En los dos pares de bornes donde dice "SP" van conectados los dos parlantes, y en cada par va igual.

Donde dice "Entrada Señal" va, obviamente, la señal a amplificar que se lleva hasta ahí a través de un cable mallado.


En el esquema que posteaste antes tenés lo mismo: Tierra, Voltaje de aliemntación (va al pin5) y la entrada de señal a través del capacitor (la malla del cable va a tierra).

Saludos


----------



## Limbo (Ago 21, 2009)

Ok. Muchas gracias cacho.

Lo que no me acaba de cuadrar es que si "tierra" es "-" y como me dijiste tierra va al cuerpo fisico (metal) del amplificador,el circuito no se cierra ¿no?. ¿La pila (o con lo que lo alimente) su polo negativo tendria que estar conectado a tierra tambien?

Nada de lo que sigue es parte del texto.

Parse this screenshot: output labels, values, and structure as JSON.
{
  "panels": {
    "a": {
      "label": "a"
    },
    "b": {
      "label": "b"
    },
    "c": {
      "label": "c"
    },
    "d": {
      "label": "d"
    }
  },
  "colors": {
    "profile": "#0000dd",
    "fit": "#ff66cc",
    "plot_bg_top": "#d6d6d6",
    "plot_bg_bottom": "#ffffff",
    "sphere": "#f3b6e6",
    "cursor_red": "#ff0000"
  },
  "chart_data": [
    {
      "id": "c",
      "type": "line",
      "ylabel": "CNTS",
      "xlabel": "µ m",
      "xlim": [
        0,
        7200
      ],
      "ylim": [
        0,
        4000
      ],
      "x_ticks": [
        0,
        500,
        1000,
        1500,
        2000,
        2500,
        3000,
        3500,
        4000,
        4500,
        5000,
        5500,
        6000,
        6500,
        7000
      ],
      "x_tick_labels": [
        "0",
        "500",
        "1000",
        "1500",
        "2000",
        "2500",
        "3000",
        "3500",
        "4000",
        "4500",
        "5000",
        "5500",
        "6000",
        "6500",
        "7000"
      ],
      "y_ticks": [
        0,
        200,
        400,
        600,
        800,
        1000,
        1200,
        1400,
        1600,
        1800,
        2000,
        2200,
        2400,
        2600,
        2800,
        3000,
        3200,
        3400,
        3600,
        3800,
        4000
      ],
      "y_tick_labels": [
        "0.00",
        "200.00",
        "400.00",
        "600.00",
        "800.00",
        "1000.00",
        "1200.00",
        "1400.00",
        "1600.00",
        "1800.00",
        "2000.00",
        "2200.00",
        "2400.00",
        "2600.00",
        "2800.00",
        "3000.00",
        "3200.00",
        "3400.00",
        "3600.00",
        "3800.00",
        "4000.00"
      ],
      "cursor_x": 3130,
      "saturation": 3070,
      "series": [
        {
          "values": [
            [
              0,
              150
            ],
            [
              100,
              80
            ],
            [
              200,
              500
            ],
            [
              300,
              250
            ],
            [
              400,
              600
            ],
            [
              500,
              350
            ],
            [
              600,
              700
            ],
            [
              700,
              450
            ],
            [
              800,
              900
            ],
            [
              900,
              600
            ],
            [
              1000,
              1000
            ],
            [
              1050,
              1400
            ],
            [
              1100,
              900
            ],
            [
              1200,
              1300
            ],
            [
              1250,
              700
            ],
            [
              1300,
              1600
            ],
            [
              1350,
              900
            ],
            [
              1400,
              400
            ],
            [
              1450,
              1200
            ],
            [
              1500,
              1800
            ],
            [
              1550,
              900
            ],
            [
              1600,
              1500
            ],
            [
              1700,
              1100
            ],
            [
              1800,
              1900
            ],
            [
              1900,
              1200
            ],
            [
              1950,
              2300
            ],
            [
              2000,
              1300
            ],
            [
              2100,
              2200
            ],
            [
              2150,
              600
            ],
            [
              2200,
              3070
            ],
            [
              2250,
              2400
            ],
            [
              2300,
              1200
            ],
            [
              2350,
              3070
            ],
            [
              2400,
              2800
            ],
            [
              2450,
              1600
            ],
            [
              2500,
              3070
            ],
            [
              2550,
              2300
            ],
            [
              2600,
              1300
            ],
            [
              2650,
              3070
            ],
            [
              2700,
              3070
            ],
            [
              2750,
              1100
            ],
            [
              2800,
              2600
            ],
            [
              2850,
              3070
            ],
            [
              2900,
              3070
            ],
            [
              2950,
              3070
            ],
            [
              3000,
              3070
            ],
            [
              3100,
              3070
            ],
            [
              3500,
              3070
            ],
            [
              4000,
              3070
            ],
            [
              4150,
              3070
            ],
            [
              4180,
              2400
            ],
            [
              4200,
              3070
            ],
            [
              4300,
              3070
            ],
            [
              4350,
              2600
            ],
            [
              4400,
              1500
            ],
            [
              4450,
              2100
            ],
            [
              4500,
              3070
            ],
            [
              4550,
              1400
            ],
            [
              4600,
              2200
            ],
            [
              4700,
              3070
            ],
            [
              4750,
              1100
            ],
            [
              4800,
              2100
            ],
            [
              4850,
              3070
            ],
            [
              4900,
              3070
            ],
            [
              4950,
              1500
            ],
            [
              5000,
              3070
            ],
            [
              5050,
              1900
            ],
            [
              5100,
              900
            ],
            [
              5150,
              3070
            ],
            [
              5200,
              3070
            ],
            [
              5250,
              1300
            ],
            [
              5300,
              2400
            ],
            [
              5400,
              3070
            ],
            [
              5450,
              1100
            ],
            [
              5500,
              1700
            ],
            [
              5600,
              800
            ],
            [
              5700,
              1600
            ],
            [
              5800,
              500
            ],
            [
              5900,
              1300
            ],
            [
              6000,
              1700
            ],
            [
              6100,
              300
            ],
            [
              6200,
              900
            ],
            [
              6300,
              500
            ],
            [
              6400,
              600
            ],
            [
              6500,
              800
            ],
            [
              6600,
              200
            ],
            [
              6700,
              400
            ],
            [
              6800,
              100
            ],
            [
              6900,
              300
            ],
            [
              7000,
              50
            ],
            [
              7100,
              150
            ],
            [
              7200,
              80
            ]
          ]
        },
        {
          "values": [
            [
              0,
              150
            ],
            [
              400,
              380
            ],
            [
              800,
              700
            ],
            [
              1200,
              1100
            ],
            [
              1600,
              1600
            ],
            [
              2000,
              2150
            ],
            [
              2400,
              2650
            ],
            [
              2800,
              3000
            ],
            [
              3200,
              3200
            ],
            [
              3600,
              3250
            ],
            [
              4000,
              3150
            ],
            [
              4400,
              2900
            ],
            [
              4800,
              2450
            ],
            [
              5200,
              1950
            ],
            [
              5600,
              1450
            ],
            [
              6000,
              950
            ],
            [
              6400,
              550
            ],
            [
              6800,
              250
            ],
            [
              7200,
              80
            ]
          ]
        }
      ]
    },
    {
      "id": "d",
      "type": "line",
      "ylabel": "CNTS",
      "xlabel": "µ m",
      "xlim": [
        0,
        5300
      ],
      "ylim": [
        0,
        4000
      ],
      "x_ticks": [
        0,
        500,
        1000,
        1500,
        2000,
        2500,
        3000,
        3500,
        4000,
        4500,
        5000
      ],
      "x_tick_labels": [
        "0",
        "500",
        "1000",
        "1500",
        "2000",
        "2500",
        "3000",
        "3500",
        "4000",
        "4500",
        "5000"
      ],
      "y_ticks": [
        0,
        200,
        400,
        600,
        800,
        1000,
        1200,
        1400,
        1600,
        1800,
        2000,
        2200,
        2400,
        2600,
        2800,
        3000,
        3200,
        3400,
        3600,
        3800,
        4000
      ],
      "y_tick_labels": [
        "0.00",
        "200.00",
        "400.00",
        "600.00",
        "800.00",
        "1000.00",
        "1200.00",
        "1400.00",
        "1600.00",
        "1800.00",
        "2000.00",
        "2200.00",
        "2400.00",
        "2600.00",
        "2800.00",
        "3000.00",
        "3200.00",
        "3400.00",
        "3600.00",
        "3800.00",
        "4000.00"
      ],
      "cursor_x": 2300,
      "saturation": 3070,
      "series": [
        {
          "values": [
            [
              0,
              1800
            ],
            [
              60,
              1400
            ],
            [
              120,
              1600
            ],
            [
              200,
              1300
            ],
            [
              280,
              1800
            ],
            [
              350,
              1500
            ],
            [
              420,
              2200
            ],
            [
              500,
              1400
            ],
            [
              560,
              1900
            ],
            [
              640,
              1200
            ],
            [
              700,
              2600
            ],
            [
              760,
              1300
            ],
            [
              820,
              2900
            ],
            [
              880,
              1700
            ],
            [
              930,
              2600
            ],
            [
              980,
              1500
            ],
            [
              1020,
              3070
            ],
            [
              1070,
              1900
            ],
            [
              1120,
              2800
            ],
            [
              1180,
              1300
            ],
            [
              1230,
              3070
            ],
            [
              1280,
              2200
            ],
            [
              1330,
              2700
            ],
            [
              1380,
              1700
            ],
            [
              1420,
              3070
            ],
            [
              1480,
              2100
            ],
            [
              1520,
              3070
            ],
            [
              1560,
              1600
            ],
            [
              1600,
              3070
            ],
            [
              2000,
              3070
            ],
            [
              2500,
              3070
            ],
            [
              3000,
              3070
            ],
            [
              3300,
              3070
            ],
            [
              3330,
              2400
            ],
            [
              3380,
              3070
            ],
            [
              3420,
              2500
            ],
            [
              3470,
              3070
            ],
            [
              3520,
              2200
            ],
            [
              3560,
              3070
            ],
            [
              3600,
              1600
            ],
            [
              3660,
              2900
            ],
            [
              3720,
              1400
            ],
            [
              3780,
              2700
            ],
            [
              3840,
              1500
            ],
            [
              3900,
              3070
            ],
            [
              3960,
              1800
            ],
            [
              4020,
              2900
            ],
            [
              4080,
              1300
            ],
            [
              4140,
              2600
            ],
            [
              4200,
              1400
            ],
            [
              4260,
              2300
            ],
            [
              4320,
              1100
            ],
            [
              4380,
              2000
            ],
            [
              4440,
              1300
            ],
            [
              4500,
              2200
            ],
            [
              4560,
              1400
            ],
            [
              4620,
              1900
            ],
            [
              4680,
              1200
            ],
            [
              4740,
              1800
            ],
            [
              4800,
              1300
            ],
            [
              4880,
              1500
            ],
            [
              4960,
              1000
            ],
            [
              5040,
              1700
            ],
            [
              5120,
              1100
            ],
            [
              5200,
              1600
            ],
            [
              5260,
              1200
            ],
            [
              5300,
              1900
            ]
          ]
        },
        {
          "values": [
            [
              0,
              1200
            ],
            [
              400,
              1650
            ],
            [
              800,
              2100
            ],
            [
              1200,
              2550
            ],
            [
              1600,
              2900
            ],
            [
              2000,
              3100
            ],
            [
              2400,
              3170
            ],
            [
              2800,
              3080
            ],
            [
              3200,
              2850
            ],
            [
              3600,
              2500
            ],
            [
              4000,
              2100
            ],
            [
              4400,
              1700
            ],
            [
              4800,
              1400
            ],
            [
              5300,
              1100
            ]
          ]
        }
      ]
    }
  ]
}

Lo siento por mi ignoracia jeje No puedo hacer nada excepto remediarla preguntado...

De verdad, gracias.

Un saludo.


----------



## Cacho (Ago 21, 2009)

Hola de nuevo Limbo.

En el esquema que te adjunto acá tenés una simplificación de un preamplificador y un amplificador (Esquema simplificado.jpg). Simplificado quiere decir que faltan un montón de cosas, no lo tomes más que como un concepto.

Ahí tenés dibujada una fuente (pila) para cada etapa y alrededor de todo un chasis conectado al "-" de las baterías: Esa es la *tierra* o *0V*. La corriente de cada pila circula de "*+*" a *tierra*, y _la tierra está en contacto con el chasis_.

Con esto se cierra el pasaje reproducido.